It was September 2012 and Grant High School senior-to-be Jesse Stallings took the mound during a Perfect Game tournament in Houston for the most important audition of his young career.
LSU pitching coach Alan Dunn was in attendance and scouting out the next wave of potential Tigers to make their presences felt in Alex Box Stadium. Dunn’s eyes were on the 6-foot-2-inch, 205-pound Stallings, and the prospect was well aware of what was on the line.
The Colfax, La., native felt a pop in his elbow on his second pitch; another followed on his third.
He finished the inning with 12 pitches thrown, recording a strikeout and allowing one hit. But Stallings said he knew immediately something was wrong.
It wouldn’t be until March that he would get the official diagnosis: Stallings needed Tommy John surgery on his elbow, a procedure many pitchers go through that requires a yearlong recovery process. A piece of Stallings’ hamstring was taken to replace his injured ulnar collateral ligament.
“When I felt it, I knew it was bad,” Stallings said. “I continued to pitch [in the inning] because coach Dunn was there and a couple of other colleges were there watching me, and I was like, ‘If they came all the way to Houston to see me, then I’m not going to get off the mound.’”
Stallings said his first thought was to immediately get the surgery because he wanted to return to the mound as quickly as possible.
He broke the news to LSU coach Paul Mainieri following the Tigers’ March 13, 2013, game against Nicholls State.
“My first reaction was that I felt so sorry for the kid,” Mainieri said. “He worked hard to put himself into a position to be a good prospect for college, then he has to deal with such a tremendous disappointment in his life. We told him that this did not deter us from our interest in him.”
The Grant High senior went through with the procedure in April, and he eventually had to attend rehab for both his arm and his leg. Though he will join the Tigers for the 2014 campaign, he will have to redshirt for his true freshman season.
His recovery timetable has him slated to return to the mound competitively this summer after the 2014 season, and he is currently working bullpen sessions. He said he expects to be pitching in simulated games in a few weeks, and he hasn’t felt any elbow pain since the surgery.
Prior to the injury, Stallings’ fastball velocity hovered in the high 80s, with it occasionally hitting 92 mph. He said he thinks his velocity could increase when he returns to full strength on the mound.

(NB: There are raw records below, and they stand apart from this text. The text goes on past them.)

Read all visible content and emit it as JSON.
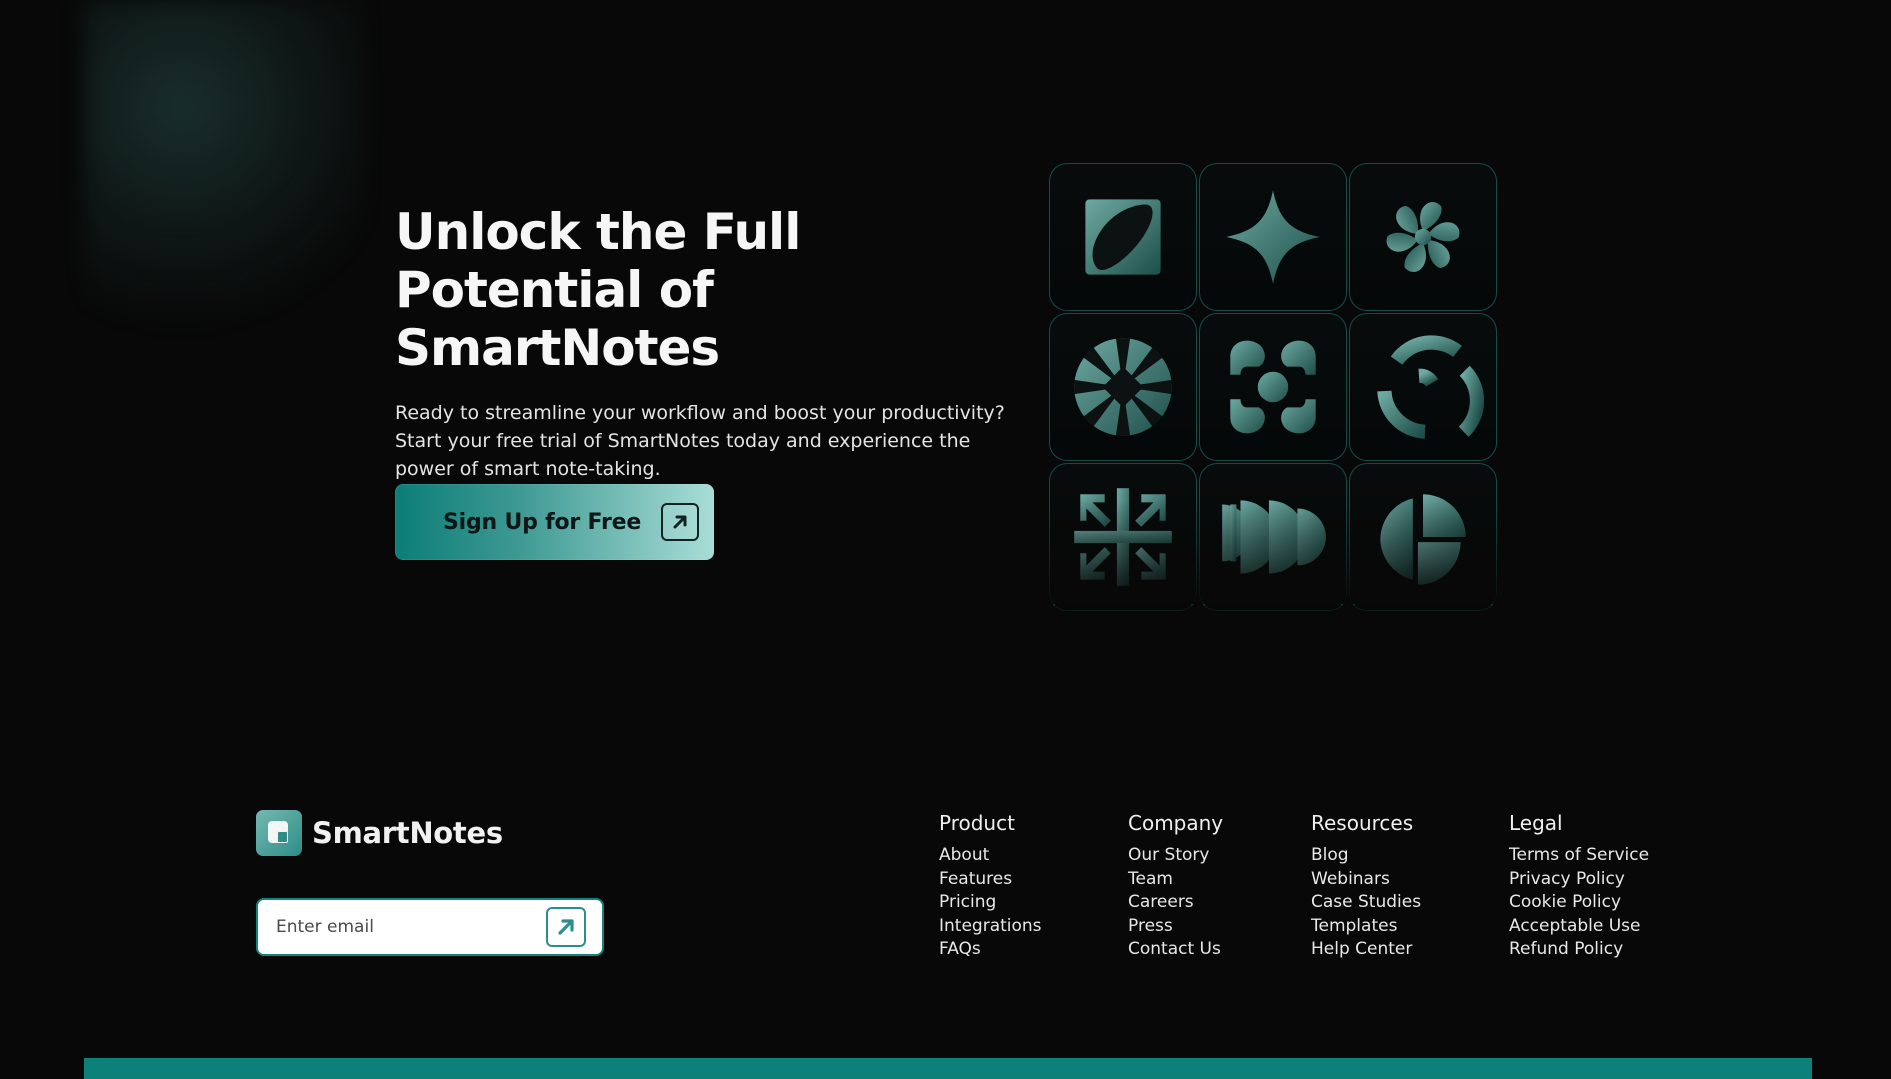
{
  "hero": {
    "title": "Unlock the Full Potential of SmartNotes",
    "description": "Ready to streamline your workflow and boost your productivity? Start your free trial of SmartNotes today and experience the power of smart note-taking.",
    "cta_label": "Sign Up for Free"
  },
  "icons": [
    "abstract-leaf-square-icon",
    "four-point-star-icon",
    "pinwheel-icon",
    "circular-flower-icon",
    "swirl-knot-icon",
    "arc-segments-icon",
    "inward-arrows-icon",
    "half-circles-icon",
    "circle-slices-icon"
  ],
  "footer": {
    "brand": "SmartNotes",
    "email_placeholder": "Enter email",
    "columns": [
      {
        "title": "Product",
        "links": [
          "About",
          "Features",
          "Pricing",
          "Integrations",
          "FAQs"
        ]
      },
      {
        "title": "Company",
        "links": [
          "Our Story",
          "Team",
          "Careers",
          "Press",
          "Contact Us"
        ]
      },
      {
        "title": "Resources",
        "links": [
          "Blog",
          "Webinars",
          "Case Studies",
          "Templates",
          "Help Center"
        ]
      },
      {
        "title": "Legal",
        "links": [
          "Terms of Service",
          "Privacy Policy",
          "Cookie Policy",
          "Acceptable Use",
          "Refund Policy"
        ]
      }
    ]
  },
  "colors": {
    "background": "#080808",
    "accent": "#0b8179",
    "accent_light": "#a9ddd7",
    "text": "#f3f3f3"
  }
}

Stallings said he can’t imagine what his emotions will be like when he takes the mound for the first time in Alex Box in 2015.
“LSU baseball fans are the biggest and best in college baseball,” Stallings said. “We’ll have our times when we aren’t playing our best, but they’re still there and they’ll have our backs. Even the fact that one of these days I’ll be on the mound and they’ll be cheering me on really brightens my day.”
For now, Stallings, a wildlife biology major, said his main focus is in the classroom. Once spring practices begin, he said he wants to be there to help the team in any way that he can.
Before LSU ever approached Stallings, he said he always wanted to be a Tiger. He wanted to play in Alex Box no matter how many other colleges contacted him, and he would only go to another university if LSU felt he wasn’t good enough.
His dream of becoming a Tiger recently came to fruition as he stared down at his new uniform.
“The other day, we had to take head shots, and they had our actual names on the jerseys, and I just kind of went wild,” he said. “It really sunk in.”
Mainieri said he expects Stallings to continue to work hard both on and off the field. Though Stallings won’t be on the mound this season, Mainieri said the freshman will still be a valuable asset to the program.
“One thing that has struck me about Jesse is what a pleasure he is to have around,” Mainieri said. “He’s very reliable, very dependable and a very hard-working young man. I think the world of him, and I’m just really proud of how he’s handled this.”